Astrometric determination of white dwarf radial velocities with Gaia?

TL;DR

This paper explores the potential of Gaia's precise astrometric data to determine white dwarf radial velocities directly through perspective acceleration, offering a method independent of spectral analysis.

Contribution

It assesses Gaia's capability to measure white dwarf radial velocities astrometrically by analyzing proper motion and parallax data over the mission duration.

Findings

Gaia's predicted accuracy enables potential radial velocity measurements for white dwarfs.

Astrometric method can disentangle gravitational redshift from Doppler shift.

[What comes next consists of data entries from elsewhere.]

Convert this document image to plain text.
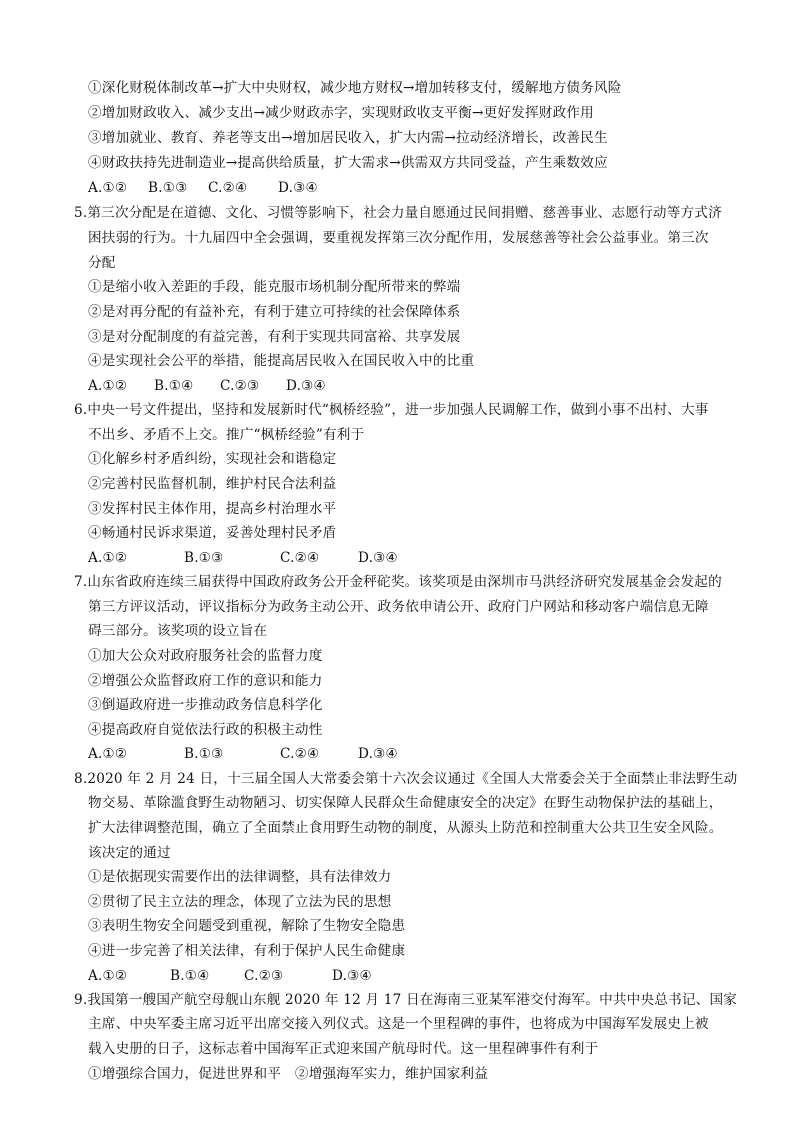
①深化财税体制改革→扩大中央财权，减少地方财权→增加转移支付，缓解地方债务风险
②增加财政收入、减少支出→减少财政赤字，实现财政收支平衡→更好发挥财政作用
③增加就业、教育、养老等支出→增加居民收入，扩大内需→拉动经济增长，改善民生
④财政扶持先进制造业→提高供给质量，扩大需求→供需双方共同受益，产生乘数效应
A.①②	B.①③	C.②④	D.③④
5.第三次分配是在道德、文化、习惯等影响下，社会力量自愿通过民间捐赠、慈善事业、志愿行动等方式济
困扶弱的行为。十九届四中全会强调，要重视发挥第三次分配作用，发展慈善等社会公益事业。第三次
分配
①是缩小收入差距的手段，能克服市场机制分配所带来的弊端
②是对再分配的有益补充，有利于建立可持续的社会保障体系
③是对分配制度的有益完善，有利于实现共同富裕、共享发展
④是实现社会公平的举措，能提高居民收入在国民收入中的比重
A.①②	B.①④	C.②③	D.③④
6.中央一号文件提出，坚持和发展新时代“枫桥经验”，进一步加强人民调解工作，做到小事不出村、大事
不出乡、矛盾不上交。推广“枫桥经验”有利于
①化解乡村矛盾纠纷，实现社会和谐稳定
②完善村民监督机制，维护村民合法利益
③发挥村民主体作用，提高乡村治理水平
④畅通村民诉求渠道，妥善处理村民矛盾
A.①②	B.①③	C.②④	D.③④
7.山东省政府连续三届获得中国政府政务公开金秤砣奖。该奖项是由深圳市马洪经济研究发展基金会发起的
第三方评议活动，评议指标分为政务主动公开、政务依申请公开、政府门户网站和移动客户端信息无障
碍三部分。该奖项的设立旨在
①加大公众对政府服务社会的监督力度
②增强公众监督政府工作的意识和能力
③倒逼政府进一步推动政务信息科学化
④提高政府自觉依法行政的积极主动性
A.①②	B.①③	C.②④	D.③④
8.2020 年 2 月 24 日，十三届全国人大常委会第十六次会议通过《全国人大常委会关于全面禁止非法野生动
物交易、革除滥食野生动物陋习、切实保障人民群众生命健康安全的决定》在野生动物保护法的基础上，
扩大法律调整范围，确立了全面禁止食用野生动物的制度，从源头上防范和控制重大公共卫生安全风险。
该决定的通过
①是依据现实需要作出的法律调整，具有法律效力
②贯彻了民主立法的理念，体现了立法为民的思想
③表明生物安全问题受到重视，解除了生物安全隐患
④进一步完善了相关法律，有利于保护人民生命健康
A.①②	B.①④	C.②③	D.③④
9.我国第一艘国产航空母舰山东舰 2020 年 12 月 17 日在海南三亚某军港交付海军。中共中央总书记、国家
主席、中央军委主席习近平出席交接入列仪式。这是一个里程碑的事件，也将成为中国海军发展史上被
载入史册的日子，这标志着中国海军正式迎来国产航母时代。这一里程碑事件有利于
①增强综合国力，促进世界和平　②增强海军实力，维护国家利益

Combining Hipparcos and Gaia data enhances measurement precision.

Abstract

Usually, the determination of radial velocities of stars relies on the shift of spectral lines by the Doppler effect. Russel & Atkinson (1931) and Oort (1932) already noted that due to the large proper motion and parallax of the white dwarf (WD) van Maanen 2, a determination of the perspective acceleration of the proper motion would provide a direct astrometric determination of the radial velocity which is independent of the gravitational redshift. If spectroscopic redshift measurements of Halpha and Hbeta NLTE cores exist, a purely astrometric determination would allow disentangling the gravitational redshift from the Doppler shift. The best instrument for measuring the tiny perspective acceleration is the Gaia satellite of the European Space Agency, aiming at absolute astrometric measurements of one billion stars down to 20th magnitude with unprecedented accuracy. At 15th magnitude, the predicted angular accuracy of Gaia is about 20 micro-arcseconds. In this article, we estimate whether it is possible to measure the radial velocity of WDs astrometrically by the exchange of proper motion into radial velocity during the 5-year mission of the satellite or by combining Hipparcos data with the position measurements at the beginning of the Gaia mission (the Hundred-Thousand-Proper-Motion project HTPM).